When Chinese authorities announced Gu Kailai’s (谷開來) detention on suspicion of killing British businessman Neil Heywood, her conviction was all but inevitable. On Thursday, she stood trial for premeditated murder and — according to state media — she confessed.
“I will accept and calmly face any sentence and I also expect a fair and just court decision,” she said in her first reported comments on the case.
Gu’s position as wife of a powerful but divisive leader, Bo Xilai (薄熙來), has driven fascination with the scandal. However, it has also ensured that the British businessman’s death remains as opaque as ever.
Perry Link of Princeton University compared the case to the mysterious 1971 death of the senior communist leader Lin Biao (林彪) in a plane crash.

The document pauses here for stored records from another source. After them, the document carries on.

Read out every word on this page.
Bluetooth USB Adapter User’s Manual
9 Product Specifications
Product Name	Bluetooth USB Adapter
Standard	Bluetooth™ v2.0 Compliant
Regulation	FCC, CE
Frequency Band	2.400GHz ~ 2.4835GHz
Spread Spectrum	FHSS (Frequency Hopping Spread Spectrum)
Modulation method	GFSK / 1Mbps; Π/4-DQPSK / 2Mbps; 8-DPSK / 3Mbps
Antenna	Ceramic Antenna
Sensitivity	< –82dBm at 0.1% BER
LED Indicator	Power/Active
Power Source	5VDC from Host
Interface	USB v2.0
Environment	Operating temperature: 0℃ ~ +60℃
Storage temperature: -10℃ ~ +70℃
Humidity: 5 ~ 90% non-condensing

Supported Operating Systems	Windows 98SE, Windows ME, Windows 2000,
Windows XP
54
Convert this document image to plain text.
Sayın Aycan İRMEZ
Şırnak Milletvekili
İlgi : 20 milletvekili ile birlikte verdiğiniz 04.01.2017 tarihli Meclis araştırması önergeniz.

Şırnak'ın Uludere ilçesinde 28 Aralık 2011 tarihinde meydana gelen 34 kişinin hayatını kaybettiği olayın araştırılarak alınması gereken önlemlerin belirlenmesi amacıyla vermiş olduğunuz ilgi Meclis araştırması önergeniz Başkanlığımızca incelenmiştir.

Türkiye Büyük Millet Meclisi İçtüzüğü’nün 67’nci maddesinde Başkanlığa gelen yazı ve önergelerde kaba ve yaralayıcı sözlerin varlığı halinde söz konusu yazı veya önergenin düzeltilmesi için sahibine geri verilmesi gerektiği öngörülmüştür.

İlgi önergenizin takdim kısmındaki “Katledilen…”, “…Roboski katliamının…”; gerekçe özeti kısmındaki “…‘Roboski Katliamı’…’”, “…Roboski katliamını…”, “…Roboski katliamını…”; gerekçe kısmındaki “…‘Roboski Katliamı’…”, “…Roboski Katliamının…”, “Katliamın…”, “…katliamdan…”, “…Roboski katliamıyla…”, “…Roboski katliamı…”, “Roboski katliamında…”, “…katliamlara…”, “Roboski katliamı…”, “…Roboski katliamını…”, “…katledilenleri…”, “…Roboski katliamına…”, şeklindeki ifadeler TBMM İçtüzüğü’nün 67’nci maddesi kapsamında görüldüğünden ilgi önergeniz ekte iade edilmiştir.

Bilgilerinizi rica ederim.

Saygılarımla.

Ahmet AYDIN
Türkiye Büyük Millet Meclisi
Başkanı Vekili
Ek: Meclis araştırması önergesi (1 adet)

“Something dramatic happened in the high levels of the mafia and we still, today, don’t know exactly what. For the party then, the official narrative was a much more important thing than the truth, and the same will be true for the Gu Kailai story today,” Link said.
The official version appears calibrated to justify the trial of a disgraced yet still popular leader’s wife, while defending the reputation of the Chinese Communist Party.
“I suffered a mental breakdown after learning that my son was in jeopardy,” Gu said, according to the official Xinhua news agency.
Heywood and Gu were once so close that she was godmother to one of his children.
Yet Gu and her employee Zhang Xiaojun (張曉軍) are said to have poisoned the Briton because he had threatened and even imprisoned her only son, Bo Guagua (薄瓜瓜), over a business row.
One of those who knew Heywood described it as “a piece of party theater” with the courts shifting blame on to the foreign victim “when he is in no position to speak up.”
Emerging accounts of the closed-door hearing at Hefei intermediate people’s court also include apparently implausible claims and contradictions.
Heywood had moved to China in the 1990s, marrying a local woman but remained very much an old-fashioned patriot, taking pride in his Harrow education and playing croquet.
“He was a very, very nice man — a classic English gentleman. Men liked him; women liked him,” said a person who knew him well.
He told friends he met Bo Xilai while living in the northeastern city of Dalian, after writing to the then-mayor to introduce himself.
The link appears to have been useful for Heywood, who introduced foreign firms to key officials, but was also useful to the family. He helped them manage affairs in Britain, where Bo Guagua studied at Harrow, getting on so well with him that one friend even thought their closeness might have made Gu jealous.
How far he depended on his ties to the family is unclear. He also worked for the Beijing Aston Martin dealership and for Hakluyt, the business intelligence firm formed by former MI6 (British secret intelligence service) operatives, although the British government explicitly denied he was a spy.
One friend said Heywood was “cagey” about work.
Another said there was an unclear economic link, but thought it insubstantial. In any case, the relationship turned sour about four years ago.
“He felt hard done by,” a friend said.
The official court statement said simply that Gu believed Heywood was a threat to her son’s safety after an economic row. A more detailed account has surfaced on the Internet, purportedly from someone who was in court.